Rok publikování 2024
Druh Článek v odborném periodiku
Časopis / Zdroj ACS Catalysis
Fakulta / Pracoviště MU

Přírodovědecká fakulta

Citace
www https://pubs.acs.org/doi/10.1021/acscatal.4c03503
Doi http://dx.doi.org/10.1021/acscatal.4c03503
Klíčová slova photoswitch; azobezene; enzyme; transientkinetics; mechanism; haloalkane dehalogenase; time-resolved spectroscopy
Přiložené soubory
Popis The engineering of efficient enzymes for large-scale production of industrially relevant compounds is a challenging task. Utilizing rational protein design, which relies on a comprehensive understanding of mechanistic information, holds significant promise for achieving success in this endeavor. Pre-steady-state kinetic measurements, obtained either through fast-mixing techniques or photoswitchable substrates, provide crucial mechanistic insights. The latter approach not only furnishes mechanistic clarity but also affords real-time structural elucidation of reaction intermediates via time-resolved femtosecond crystallography.

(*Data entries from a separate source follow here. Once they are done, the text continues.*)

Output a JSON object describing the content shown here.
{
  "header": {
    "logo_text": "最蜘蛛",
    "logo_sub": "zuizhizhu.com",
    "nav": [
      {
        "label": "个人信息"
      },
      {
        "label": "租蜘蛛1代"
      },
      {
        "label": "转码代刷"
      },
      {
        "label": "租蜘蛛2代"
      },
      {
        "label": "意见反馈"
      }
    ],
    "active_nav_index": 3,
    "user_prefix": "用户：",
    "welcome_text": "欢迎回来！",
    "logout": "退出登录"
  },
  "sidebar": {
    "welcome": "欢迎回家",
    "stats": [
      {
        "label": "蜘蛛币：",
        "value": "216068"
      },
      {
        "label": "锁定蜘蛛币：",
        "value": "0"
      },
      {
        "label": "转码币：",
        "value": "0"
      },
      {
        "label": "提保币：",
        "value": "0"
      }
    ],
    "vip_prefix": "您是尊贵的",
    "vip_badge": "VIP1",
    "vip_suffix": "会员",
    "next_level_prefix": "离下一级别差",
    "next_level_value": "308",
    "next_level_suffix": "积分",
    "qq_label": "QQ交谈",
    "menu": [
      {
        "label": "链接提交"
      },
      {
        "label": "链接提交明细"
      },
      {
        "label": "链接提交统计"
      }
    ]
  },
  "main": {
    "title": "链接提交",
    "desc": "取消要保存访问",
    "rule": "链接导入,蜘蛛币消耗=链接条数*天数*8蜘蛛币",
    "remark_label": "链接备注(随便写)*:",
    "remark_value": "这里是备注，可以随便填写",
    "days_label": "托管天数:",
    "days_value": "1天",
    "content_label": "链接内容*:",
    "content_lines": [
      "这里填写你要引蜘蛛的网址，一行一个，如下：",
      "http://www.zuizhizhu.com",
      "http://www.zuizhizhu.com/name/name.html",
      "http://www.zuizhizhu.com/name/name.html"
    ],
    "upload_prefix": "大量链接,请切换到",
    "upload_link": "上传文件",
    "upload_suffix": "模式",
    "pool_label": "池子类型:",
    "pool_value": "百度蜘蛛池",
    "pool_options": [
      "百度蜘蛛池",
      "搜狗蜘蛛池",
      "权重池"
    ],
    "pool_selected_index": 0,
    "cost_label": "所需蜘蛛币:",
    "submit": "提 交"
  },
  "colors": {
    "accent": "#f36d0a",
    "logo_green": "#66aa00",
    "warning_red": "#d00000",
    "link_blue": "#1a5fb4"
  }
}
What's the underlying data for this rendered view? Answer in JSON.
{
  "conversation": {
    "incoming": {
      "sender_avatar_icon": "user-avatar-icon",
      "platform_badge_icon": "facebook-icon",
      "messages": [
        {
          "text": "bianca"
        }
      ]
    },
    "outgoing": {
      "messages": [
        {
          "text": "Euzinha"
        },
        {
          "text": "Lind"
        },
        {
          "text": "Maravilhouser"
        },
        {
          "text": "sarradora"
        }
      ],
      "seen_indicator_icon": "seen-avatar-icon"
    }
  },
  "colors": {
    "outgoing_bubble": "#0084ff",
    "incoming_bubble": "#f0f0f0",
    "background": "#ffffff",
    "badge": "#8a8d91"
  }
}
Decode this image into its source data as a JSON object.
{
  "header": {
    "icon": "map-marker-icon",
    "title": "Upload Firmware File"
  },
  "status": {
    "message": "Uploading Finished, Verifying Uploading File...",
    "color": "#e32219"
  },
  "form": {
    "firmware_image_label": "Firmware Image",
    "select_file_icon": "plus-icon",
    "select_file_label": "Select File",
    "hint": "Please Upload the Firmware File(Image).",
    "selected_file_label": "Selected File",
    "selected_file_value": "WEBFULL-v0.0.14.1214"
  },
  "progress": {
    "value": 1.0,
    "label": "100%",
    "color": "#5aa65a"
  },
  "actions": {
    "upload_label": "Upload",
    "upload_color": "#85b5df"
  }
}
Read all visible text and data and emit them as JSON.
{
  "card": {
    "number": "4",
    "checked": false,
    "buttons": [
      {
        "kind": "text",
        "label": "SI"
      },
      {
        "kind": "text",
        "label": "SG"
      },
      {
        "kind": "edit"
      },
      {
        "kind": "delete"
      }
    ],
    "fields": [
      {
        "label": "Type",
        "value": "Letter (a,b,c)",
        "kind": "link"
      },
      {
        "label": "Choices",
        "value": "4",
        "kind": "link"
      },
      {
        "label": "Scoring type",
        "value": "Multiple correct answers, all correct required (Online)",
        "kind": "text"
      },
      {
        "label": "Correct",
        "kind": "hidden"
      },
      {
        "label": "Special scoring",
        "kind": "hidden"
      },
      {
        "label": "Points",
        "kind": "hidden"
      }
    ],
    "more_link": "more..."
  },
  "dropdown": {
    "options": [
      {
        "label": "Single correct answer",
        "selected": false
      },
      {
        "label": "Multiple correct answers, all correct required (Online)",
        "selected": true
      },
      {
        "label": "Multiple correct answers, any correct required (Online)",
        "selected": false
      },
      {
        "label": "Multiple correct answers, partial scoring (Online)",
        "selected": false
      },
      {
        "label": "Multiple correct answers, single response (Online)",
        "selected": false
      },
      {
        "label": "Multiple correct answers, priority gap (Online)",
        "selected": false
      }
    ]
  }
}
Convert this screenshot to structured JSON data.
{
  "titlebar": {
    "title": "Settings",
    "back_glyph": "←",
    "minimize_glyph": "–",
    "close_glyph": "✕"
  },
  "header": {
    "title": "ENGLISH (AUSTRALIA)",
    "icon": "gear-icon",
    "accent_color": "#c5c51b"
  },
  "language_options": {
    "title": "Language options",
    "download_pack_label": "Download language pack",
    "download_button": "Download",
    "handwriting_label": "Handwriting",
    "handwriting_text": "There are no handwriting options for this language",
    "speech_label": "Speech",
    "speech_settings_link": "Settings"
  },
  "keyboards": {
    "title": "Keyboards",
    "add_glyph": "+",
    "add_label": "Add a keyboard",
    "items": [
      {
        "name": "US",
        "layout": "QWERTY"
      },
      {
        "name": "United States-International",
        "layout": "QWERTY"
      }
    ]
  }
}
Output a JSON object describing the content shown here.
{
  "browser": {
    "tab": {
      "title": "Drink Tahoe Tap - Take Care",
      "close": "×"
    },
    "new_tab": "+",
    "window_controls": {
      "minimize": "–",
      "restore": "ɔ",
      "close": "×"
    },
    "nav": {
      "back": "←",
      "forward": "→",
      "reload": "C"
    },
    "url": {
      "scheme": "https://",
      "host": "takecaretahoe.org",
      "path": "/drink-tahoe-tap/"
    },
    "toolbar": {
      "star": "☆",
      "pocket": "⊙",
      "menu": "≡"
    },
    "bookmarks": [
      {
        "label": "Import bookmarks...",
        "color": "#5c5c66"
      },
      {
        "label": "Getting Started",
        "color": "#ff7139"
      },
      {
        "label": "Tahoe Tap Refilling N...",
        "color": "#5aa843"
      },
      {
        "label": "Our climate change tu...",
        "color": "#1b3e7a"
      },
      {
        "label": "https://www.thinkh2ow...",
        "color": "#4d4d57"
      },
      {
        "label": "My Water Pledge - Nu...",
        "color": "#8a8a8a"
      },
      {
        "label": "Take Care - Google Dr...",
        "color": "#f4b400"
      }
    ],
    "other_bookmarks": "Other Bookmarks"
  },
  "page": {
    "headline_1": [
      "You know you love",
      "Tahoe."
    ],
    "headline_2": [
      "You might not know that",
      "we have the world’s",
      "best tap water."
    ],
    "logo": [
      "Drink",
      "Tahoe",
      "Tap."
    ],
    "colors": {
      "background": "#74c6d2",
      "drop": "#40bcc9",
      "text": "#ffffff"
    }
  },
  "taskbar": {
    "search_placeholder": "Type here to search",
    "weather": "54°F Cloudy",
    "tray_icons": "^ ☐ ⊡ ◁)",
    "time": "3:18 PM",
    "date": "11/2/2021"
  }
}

Unfortunately, only a limited number of such valuable mechanistic probes are available. To address this gap, we applied a multidisciplinary approach, including computational analysis, chemical synthesis, physicochemical property screening, and enzyme kinetics to identify promising candidates for photoswitchable probes. We demonstrate the approach by designing an azobenzene-based photoswitchable substrate tailored for haloalkane dehalogenases, a prototypic class of enzymes pivotal in developing computational tools for rational protein design. The probe was subjected to steady-state and pre-steady-state kinetic analysis, which revealed new insights about the catalytic behavior of the model biocatalysts. We employed laser-triggered Z-to-E azobenzene photoswitching to generate the productive isomer in situ, opening avenues for advanced mechanistic studies using time-resolved femtosecond crystallography. Our results not only pave the way for the mechanistic understanding of this model enzyme family, incorporating both kinetic and structural dimensions, but also propose a systematic approach to the rational design of photoswitchable enzymatic substrates.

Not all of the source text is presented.